Mabel Matiz | Fatih (2023)
Şu beş yıllık olayları henüz 345 güne sığdırmış olan 2023’te nefes almamızı sağlayan şeyler arasında müzik belki de birinci sıradaydı. Bu ay, 2023’te dikkatimizi çekmiş albümlere değineceğiz; Mabel Matiz imzalı Fatih albümü ile başlıyoruz.
Sıkı dinleyicisi olduğum bir sanatçı ya da grup olsa bu yazıyı yazarken elim daha rahat akabilirdi ancak baştan söylemek gerekir ki günümüz Türkçe pop müziğine hayli mesafeli olduğum için sıkı bir Mabel Matiz dinleyicisi değilim. Daha doğrusu bu albüme kadar değildim. Spotify oturumum ortak bir alanda açık olmasına rağmen şu meşhur wrapped listesinin zirvesini kimseye kaptırmamasından bana kalan anlarda ne kadar çok dinlediğimi anlamak sanırım mümkün.

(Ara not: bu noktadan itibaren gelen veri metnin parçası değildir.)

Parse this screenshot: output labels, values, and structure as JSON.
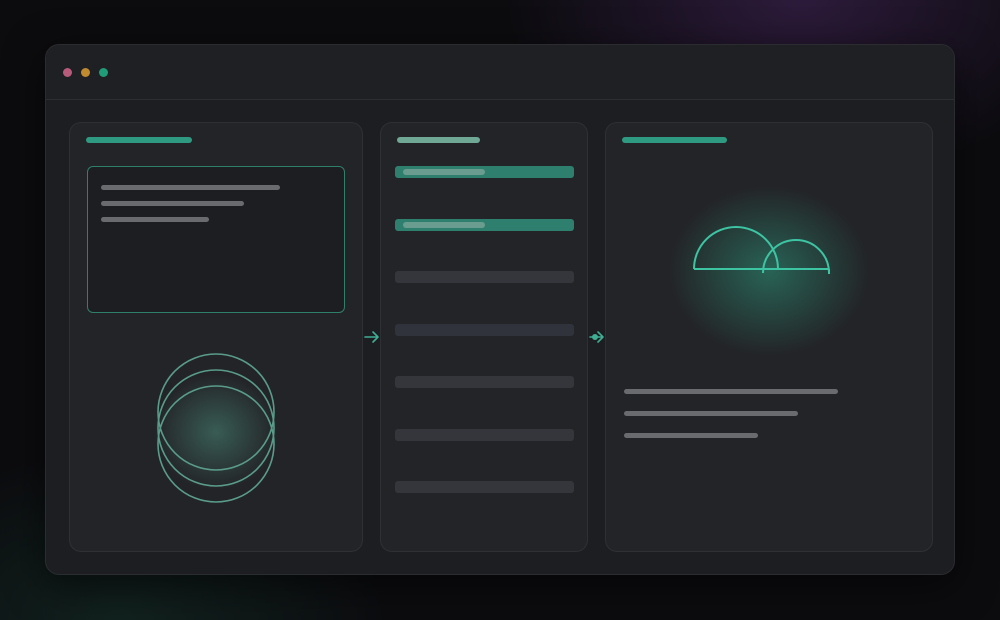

Mersin’den New York’a anonim bir kimlik: Mabel Matiz

“En çıplak halim; en gür kahkaham; en geniş aile fotoğrafım” diyerek beğeniye sunduğu albümü incelemeye başlamadan önce Mabel Matiz’den ya da Fatih Karaca’dan bahsedelim isterim. 1985 Mersin doğumlu Fatih Karaca, İstanbul Üniversitesi Diş Hekimliği mezunu. İlk şarkılarını 2005’te yazmaya başlıyor ancak biz onun işi geçtiğimiz aylarda New York’taki Times Meydanı’nda ilk defa bir Türk sanatçının albümünü tanıtmaya kadar vardıran kariyerinin başlangıcını, şarkılarını dönemin müzik platformu Myspace’de anonim olarak ortamlara saldığı 2008 olarak alıyoruz. Yaklaşık 18 yıldır çok katmanlı bir müzik anlayışıyla ve kendine has tarzıyla buralarda olan Mabel Matiz, modern zamanlarda geleneksel dokunuşlarla kurduğu duvarı birçok kategoride aldığı ödüllerle yükseltmeye devam ediyor. Benim gönlüm ise son albümünden sonra yeni gelecek olanlar için şimdiden apayrı bir raf yaptırmasından yana…
38 yılın vesikası; albüme ve öncesine kısa bir bakış
Mabel Matiz’in 2011’de kendi adıyla çıkardığı ilk albümle beliren rotası 12 yıl boyunca çıtayı giderek yükselterek çok tatsız geçirdiğimiz bu senenin tam ortasında yine kendi adını taşıyan son albümüne varıyor. Annesinin adını verdiği ve Türkçe pop müziğinde sanıyorum bir imza niteliği taşıyan Maya’dan sonra beş yıl süren sessizliği aradaki Fan, Uçkun, Karakol gibi teklileri bozuyor ancak dinleyicilerinin yine de ondan Maya’nın üzerine çıkacak bir albüm beklediği aşikar. Üç yıllık hazırlığın sonunda geliyor Fatih, ama ne gelmek…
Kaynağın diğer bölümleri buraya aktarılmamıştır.